One candidate who was asked this question responded to it this: “I do have my best entrepreneurial idea. But then, before sharing it with you, we would have to first sign an NDA (a Non-Disclosure Agreement). I would also demand a non-refundable $50,000 in my bank account. So, do you have a cheaper question?”

  1. “What is your favorite song? Can you please perform it?”

This question seems aimed at getting the candidate to reveal a little about themselves. Whether or not you end up performing the song is entirely up to you. In certain cases, it may be possible to wiggle yourself out of it.

One candidate who faced similar questions gladly answered the first part. When she it came to the performance, here is what she told the interviewers:

“I have no problem performing the song. Am just concerned about your ears. Does your insurance policy cover hearing-loss from listening to terrible singing?”

  1. “Which song would best describe your work ethic?”

Just like the “favorite song” question, this song is aimed at unearthing a bit of the candidate’s personality. However, for this one, the song you select must be reflect a positive work ethic. For instance, you could select a song like “All Star” by Smash Mouth, and say “In whatever I do, my goal is to be the best I can be i.e. an all star”.

The best option for such a question is to be honest. Not all of us are thoughtful enough to think of songs in terms of our work ethic. Most of us just listen to songs. So, if you don’t have any song, then say so.

However, you shouldn’t become like a candidate who when asked this question, replied: “Dazed and Confused” by Jake Miller.

  1. “How many quarters are needed to reach the height of the Empire State Building?”

coin stackThis question is aimed at judging a candidate’s problem-solving skills. It doesn’t require the candidate to necessarily know the precise answer. All you need is to demonstrate the ability to arrive at a workable answer.

The best way to answer this question is to describe how you would determine the number of quarters. For instance, point out that it would depend on whether the quarters are stacked on top of one another or balanced end-to-end. Then show how to estimate the number of quarters basing on how they are placed.

These are just a few of the strange interview questions which job seekers have faced in front of interview panels. Others are:

  1. “Who would win a fight between Spiderman and Batman?” This was asked to a medical simulationist at a top university.

  2. “Describe the color yellow to someone who’s blind” This was asked to a candidate being interviewed for a flight attendant position.

  3. “What is the weirdest thing you have ever done?”

  4. “What’s your favorite Disney princess?”

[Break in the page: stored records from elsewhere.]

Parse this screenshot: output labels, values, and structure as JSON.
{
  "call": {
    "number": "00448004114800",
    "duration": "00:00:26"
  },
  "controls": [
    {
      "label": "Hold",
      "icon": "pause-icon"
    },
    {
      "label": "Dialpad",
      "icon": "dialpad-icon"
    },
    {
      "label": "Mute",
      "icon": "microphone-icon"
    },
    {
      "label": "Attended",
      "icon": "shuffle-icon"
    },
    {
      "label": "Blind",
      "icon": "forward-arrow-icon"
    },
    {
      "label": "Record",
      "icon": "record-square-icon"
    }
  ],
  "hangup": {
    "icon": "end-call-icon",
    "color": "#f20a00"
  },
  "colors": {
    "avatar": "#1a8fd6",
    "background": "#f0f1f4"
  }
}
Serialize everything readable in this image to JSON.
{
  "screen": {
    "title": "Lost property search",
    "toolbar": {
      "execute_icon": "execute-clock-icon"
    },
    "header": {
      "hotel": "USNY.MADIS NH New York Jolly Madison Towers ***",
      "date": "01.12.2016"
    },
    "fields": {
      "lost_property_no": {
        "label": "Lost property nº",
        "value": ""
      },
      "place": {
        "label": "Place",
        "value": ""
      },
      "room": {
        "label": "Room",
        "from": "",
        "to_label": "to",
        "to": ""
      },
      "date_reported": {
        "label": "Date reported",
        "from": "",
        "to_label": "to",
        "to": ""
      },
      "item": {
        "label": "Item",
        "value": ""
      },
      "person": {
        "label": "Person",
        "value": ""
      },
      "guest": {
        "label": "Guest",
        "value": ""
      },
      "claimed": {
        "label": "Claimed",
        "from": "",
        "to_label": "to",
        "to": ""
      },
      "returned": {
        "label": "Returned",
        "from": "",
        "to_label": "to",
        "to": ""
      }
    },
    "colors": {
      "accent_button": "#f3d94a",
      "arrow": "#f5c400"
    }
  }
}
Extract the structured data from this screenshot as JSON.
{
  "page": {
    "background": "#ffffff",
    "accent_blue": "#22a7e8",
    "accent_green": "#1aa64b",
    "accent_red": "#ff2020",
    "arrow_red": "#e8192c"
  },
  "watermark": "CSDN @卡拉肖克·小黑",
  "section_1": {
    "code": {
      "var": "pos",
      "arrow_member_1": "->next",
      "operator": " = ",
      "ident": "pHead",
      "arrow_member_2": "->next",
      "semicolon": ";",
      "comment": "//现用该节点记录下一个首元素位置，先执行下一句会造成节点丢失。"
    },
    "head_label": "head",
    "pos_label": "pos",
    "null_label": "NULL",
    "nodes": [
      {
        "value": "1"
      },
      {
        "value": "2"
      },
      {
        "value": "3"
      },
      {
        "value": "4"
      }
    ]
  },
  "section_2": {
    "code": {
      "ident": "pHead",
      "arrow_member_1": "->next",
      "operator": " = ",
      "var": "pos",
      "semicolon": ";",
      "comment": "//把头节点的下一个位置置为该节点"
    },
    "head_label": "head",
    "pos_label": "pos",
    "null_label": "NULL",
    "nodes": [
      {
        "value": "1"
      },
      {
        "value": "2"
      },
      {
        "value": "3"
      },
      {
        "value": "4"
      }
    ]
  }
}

In a nutshell, those are ten of the strangest interview questions ever asked. If you ever face such questions, the first thing is to keep a straight face. Don’t smirk, laugh or make any indication that you don’t take the questions seriously. You can bet that the interviewer is most certainly serious. So, answer them the best you can.

The best way to prepare for such questions is through role play. Find someone who can ask you the weirdest questions out of the blue. Basically, prepare yourself to on the fly. Also, once you get into the interview room, try to be as relaxed as possible. Your brain is at its finest when you’re at ease.